Now, if you apply that principle to Arts then the suggestion is that the work you produce, promote, curate is in response to the needs and desires - identified through research - of the people who will ultimately consume or experience your work. If you do not do this then you are not engaged in marketing.
Most artists and arts managers are really engaged in Sales when they think they're engaged in marketing.
This is a really important distinction. Sales is a one to one relationship based on statistical assumptions. In Sales you make something and then you offer it to enough people on the assumption that the percentage of them that actually buy it is sufficiently large to generate the necessary revenue. Really good sales people don't have a "hard neck" or a personality disorder, they just know that the majority of people they meet don't want what they're selling, and that's fine. They know that if only 1% of people want what they are selling then they may need to talk to 99 people before they make a sale. It's not personal its just numbers.
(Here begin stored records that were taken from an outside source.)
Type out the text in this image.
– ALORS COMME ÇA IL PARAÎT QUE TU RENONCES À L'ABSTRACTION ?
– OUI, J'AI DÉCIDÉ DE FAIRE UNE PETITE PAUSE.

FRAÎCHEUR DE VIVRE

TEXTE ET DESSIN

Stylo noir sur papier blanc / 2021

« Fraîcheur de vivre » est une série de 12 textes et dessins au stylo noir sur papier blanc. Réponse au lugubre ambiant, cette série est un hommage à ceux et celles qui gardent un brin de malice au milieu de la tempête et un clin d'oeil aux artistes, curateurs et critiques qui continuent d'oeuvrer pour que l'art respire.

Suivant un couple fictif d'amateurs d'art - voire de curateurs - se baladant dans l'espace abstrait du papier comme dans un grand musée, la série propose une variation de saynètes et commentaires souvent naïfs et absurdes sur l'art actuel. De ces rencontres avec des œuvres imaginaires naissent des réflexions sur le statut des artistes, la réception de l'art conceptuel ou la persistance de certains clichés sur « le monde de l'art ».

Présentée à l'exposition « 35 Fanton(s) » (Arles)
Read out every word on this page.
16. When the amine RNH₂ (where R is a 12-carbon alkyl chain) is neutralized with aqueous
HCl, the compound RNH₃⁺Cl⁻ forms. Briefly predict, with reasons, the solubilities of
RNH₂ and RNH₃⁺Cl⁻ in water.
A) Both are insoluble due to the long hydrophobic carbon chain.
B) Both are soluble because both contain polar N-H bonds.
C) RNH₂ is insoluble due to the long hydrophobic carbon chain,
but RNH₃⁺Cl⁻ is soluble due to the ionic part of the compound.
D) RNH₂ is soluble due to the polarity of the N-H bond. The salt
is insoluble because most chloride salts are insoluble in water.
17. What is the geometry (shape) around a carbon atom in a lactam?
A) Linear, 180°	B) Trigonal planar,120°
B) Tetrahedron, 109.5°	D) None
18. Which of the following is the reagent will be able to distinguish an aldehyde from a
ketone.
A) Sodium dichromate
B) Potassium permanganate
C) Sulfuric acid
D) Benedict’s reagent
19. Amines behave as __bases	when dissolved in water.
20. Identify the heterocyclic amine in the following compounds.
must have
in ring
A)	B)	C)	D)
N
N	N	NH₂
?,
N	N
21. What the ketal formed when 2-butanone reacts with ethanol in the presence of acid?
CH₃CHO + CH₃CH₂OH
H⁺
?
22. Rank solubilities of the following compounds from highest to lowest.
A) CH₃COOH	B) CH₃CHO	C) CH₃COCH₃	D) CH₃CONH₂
The second really important assumption in Sales is that once you have a customer then the objective is to build that relationship so that they keep buying from you. While its important to find new customers the priority is to nurture the customers you have. As some famous sales person once remarked "nobody every sold anything to somebody who didn't want it".
Now it is true that you can "reframe" what you're offering to match the customers needs/desires but this is a face to face, one on one activity.
Advertising is a set of mostly paid tools you can utilise strategically to
- inform your market of what you are doing
- prepare the ground for your sales team
For example, when a movie buys a vast amount of advertising its informing the specific movie going market of a new experience. It does not need to convince anybody of the value of movie going.
When a bank or Sky TV advertise a new product or "bundle" they are preparing the ground for their sales team - in branch, door to door, or on the phone.
Simple, yes?
So what are the implications for Arts practice.
When you advertise (which costs money) are you informing your market, your community of interest, confident that they will take action or are you preparing the ground for sales? If the latter do you have a sales team in place to follow-up on the advertising or are you shouting into the wilderness?
Or are you really, actually engaged in marketing ? In finding out what people want and need, in identifying and engaging with a community of interest and creating work that meets their needs and desires? If you are not doing this then you are in Sales Mode - using advertising to prepare the ground - but remember that if you have no follow-up sales team then your advertising is wasted money.
Allegedly, Mark Zuckerberg once said that you cannot create a community: a community already exists - all you can do is create a platform for them to play on. That's marketing. In an arts context this means co-creation, collaboration and participation.
As Seth Godin remarked "...great art resonates with the viewer, not only with the creator".
This is the second spot-on and much needed post today. Good day, then!